Les négociations entre l'Union européenne et le Canada sur l'accord économique et commercial global (AECG), ouvertes lors du sommet UE-Canada organisé à Prague le 6 mai 2009, ont été conclues pendant le sommet UE-Canada qui s'est tenu à Ottawa le 26 septembre 2014. Des modifications ont également été apportées, notamment au chapitre des investissements, lors de l'examen juridique qui s'est achevé le 29 février 2016.

L'AECG est le premier accord de libre-échange que l'Union européenne conclut avec une autre grande économie traditionnelle de l'OCDE. Il s'agit également de l'accord le plus ambitieux que l'Union et le Canada aient conclu. Grâce à l'AECG, les entreprises européennes bénéficieront du meilleur traitement que le Canada ait jamais offert à un partenaire commercial, créant ainsi des conditions de concurrence équitables sur le marché canadien pour les entreprises de l'Union.

Le Canada est un partenaire important en matière de commerce et d'investissement pour l'Union européenne. Ce pays est également un partenaire stratégique avec lequel nous partageons une histoire fondée sur des valeurs communes et des intérêts partagés. Le Canada arrive en douzième position parmi les plus importants partenaires commerciaux de l'Union. Pour le Canada, l'Union est le deuxième partenaire commercial (après les États-Unis). Le Canada est également le quatrième plus grand investisseur dans l'Union. En 2015, la valeur des biens importés dans l'Union en provenance du Canada s'élevait à 28,3 milliards d'euros, tandis que celle des marchandises exportées par l'Union atteignait 35,2 milliards d'euros, montant qui devrait augmenter de plus de 20 % lorsque l'accord sera pleinement mis en œuvre.
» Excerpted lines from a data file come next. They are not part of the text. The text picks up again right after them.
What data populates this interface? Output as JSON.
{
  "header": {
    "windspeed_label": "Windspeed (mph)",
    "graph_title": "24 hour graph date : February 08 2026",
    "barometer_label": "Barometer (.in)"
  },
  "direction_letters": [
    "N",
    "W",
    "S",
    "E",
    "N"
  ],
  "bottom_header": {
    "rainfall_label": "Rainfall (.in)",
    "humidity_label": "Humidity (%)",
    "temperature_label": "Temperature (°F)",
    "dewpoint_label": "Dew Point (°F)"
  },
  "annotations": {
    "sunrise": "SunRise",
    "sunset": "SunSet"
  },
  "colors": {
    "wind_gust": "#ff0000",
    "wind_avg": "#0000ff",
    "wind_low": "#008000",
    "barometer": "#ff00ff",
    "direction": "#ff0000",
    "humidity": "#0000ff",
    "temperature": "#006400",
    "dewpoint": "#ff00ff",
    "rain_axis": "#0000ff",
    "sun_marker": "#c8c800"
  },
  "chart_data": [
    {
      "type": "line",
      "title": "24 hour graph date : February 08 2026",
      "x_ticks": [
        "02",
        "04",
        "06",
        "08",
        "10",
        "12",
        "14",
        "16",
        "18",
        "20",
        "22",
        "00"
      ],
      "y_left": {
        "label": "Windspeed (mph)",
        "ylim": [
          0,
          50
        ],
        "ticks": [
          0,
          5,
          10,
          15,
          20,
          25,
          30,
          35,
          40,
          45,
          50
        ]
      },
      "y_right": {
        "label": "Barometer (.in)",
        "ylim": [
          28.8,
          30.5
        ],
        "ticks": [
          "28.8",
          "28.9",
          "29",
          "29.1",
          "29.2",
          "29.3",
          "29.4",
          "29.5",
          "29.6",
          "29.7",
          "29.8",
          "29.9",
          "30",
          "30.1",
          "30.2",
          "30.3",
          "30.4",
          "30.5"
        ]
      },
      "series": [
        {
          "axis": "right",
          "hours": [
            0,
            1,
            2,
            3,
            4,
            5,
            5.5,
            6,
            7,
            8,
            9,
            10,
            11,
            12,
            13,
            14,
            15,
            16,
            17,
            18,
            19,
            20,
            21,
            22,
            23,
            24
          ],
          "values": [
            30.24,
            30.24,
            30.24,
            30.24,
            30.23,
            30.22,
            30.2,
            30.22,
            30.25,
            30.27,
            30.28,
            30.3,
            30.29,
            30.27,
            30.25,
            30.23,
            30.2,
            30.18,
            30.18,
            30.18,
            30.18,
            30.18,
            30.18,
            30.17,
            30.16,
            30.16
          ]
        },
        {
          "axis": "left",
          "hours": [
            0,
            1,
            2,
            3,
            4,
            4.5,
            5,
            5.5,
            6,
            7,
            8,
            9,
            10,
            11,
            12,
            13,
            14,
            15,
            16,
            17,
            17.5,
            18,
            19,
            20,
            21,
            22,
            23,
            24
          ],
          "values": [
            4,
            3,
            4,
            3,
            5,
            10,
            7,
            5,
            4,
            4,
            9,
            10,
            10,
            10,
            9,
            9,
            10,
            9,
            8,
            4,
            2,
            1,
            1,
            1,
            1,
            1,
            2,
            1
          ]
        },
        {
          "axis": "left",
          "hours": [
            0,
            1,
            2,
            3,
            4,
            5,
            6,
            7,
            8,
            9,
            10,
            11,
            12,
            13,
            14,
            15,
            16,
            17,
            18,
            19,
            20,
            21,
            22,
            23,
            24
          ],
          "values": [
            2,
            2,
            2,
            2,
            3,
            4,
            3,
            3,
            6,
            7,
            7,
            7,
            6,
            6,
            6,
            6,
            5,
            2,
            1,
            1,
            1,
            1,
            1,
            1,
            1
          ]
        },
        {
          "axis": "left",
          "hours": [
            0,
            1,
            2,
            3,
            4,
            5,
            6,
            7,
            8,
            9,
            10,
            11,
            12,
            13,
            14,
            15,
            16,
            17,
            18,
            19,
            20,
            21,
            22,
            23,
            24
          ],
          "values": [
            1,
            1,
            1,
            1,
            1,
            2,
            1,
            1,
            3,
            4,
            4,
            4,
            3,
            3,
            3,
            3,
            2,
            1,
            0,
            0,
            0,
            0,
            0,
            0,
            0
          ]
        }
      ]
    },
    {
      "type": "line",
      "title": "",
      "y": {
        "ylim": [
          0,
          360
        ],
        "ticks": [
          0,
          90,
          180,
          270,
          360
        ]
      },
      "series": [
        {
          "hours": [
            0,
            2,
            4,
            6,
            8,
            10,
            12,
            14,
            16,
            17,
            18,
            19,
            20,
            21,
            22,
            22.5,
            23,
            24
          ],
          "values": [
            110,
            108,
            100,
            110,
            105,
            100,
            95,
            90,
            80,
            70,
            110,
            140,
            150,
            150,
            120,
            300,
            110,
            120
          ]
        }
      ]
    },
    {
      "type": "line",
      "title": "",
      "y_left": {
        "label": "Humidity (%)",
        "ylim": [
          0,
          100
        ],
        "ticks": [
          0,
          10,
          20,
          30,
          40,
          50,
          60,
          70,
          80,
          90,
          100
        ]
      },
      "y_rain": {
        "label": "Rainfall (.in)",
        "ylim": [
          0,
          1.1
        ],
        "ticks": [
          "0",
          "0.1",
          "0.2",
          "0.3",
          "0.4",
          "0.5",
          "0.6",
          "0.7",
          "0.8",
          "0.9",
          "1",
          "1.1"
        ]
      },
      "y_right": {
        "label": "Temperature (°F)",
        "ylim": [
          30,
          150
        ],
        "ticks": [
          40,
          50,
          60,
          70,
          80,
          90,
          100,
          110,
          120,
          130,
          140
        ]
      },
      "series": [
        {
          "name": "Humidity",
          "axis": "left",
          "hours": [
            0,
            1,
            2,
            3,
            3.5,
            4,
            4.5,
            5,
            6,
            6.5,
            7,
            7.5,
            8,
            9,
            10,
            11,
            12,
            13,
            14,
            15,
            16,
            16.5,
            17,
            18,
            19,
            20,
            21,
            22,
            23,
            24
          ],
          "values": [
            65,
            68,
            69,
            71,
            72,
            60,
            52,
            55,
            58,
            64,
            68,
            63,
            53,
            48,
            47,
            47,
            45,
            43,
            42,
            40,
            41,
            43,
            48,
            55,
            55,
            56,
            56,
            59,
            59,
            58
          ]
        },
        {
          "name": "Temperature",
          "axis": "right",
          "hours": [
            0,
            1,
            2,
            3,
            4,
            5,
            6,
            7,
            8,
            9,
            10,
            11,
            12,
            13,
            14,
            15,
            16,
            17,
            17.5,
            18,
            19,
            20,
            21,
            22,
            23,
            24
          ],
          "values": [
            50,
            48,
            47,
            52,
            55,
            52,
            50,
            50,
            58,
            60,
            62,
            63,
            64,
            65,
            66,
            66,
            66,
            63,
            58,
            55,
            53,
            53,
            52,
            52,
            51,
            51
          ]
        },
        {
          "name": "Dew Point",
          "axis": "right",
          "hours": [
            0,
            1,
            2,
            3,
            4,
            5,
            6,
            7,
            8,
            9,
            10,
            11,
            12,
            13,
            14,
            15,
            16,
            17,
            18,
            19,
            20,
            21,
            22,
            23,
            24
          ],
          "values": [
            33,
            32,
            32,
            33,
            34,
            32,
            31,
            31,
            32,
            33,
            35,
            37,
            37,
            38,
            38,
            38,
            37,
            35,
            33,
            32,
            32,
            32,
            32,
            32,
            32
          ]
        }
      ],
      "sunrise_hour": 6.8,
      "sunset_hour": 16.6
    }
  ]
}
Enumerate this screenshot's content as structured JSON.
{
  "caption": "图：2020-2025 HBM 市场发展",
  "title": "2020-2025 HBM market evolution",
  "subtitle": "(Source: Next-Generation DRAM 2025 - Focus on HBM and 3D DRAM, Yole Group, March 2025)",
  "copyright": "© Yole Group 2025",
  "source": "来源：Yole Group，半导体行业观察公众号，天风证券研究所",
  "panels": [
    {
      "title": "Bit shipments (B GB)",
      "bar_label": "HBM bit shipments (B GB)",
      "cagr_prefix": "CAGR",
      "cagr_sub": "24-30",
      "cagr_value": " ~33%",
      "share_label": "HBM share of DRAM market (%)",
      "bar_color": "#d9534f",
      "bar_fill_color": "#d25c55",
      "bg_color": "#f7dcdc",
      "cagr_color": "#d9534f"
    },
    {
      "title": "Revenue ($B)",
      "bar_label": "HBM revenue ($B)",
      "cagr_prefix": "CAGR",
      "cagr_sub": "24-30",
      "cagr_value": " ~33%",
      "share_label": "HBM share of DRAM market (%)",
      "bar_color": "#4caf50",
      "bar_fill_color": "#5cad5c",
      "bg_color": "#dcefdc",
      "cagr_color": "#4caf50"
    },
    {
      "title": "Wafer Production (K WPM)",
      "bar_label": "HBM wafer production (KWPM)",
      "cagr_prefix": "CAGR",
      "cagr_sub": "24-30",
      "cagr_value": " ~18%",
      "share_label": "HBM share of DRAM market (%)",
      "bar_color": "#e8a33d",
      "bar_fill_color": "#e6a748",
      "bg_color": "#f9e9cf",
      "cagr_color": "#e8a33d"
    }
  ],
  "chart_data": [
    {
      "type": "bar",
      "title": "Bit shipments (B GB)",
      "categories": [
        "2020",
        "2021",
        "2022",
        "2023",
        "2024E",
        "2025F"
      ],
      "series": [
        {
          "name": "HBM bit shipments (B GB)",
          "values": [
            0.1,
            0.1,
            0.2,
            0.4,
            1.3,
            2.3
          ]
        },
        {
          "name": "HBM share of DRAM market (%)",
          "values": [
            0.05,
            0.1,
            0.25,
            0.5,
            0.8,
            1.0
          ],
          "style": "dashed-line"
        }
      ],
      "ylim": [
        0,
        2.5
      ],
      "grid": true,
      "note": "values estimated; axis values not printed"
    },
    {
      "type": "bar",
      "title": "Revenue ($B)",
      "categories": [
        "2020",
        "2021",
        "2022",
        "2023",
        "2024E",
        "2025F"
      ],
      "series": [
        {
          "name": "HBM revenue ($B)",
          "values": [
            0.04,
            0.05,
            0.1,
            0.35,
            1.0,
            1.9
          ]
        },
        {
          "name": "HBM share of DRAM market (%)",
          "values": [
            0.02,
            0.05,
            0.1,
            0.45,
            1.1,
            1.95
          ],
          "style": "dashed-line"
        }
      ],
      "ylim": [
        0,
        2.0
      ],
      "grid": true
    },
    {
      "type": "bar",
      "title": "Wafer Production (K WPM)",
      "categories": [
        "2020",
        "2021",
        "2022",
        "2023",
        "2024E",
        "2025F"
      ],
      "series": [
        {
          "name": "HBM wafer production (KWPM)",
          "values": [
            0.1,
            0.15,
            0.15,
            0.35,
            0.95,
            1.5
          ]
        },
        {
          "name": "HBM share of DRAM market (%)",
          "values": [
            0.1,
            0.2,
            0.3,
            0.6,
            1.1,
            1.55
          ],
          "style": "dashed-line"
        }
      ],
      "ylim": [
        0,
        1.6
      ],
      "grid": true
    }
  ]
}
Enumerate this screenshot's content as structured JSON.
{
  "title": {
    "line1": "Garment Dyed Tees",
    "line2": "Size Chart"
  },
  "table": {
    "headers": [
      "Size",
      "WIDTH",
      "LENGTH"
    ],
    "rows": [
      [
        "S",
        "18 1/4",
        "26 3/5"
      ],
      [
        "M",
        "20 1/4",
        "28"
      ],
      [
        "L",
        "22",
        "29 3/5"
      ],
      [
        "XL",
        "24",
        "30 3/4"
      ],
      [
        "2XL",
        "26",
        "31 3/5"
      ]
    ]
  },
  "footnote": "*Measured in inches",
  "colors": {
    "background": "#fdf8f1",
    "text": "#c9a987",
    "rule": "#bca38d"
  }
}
Commerce de marchandises Dès le premier jour, l'AECG supprimera presque tous les droits de douane, équivalant à 400 millions d'euros, sur les exportations de marchandises de l'Union. Quelques restrictions au libre accès au marché demeurent toutefois pour certains produits agricoles, services publics, services audiovisuels et services de transport. Plusieurs produits agricoles "sensibles" feront l'objet de contingents (les produits laitiers), d'autres seront complètement exclus de l'accord (la volaille et les œufs).

Outre la réduction des droits, l'accord prévoit d'autres mesures qui devraient contribuer à limiter les coûts pour les producteurs, comme la reconnaissance mutuelle des "certificats d'évaluation de la conformité" pour toute une gamme de produits allant des équipements électriques aux jouets. Par exemple, si une entreprise de l'Union souhaite exporter des jouets, ses produits ne devront être testés qu'une seule fois, en Europe, pour obtenir un certificat valable également au Canada, ce qui lui permettra de gagner du temps et de l'argent.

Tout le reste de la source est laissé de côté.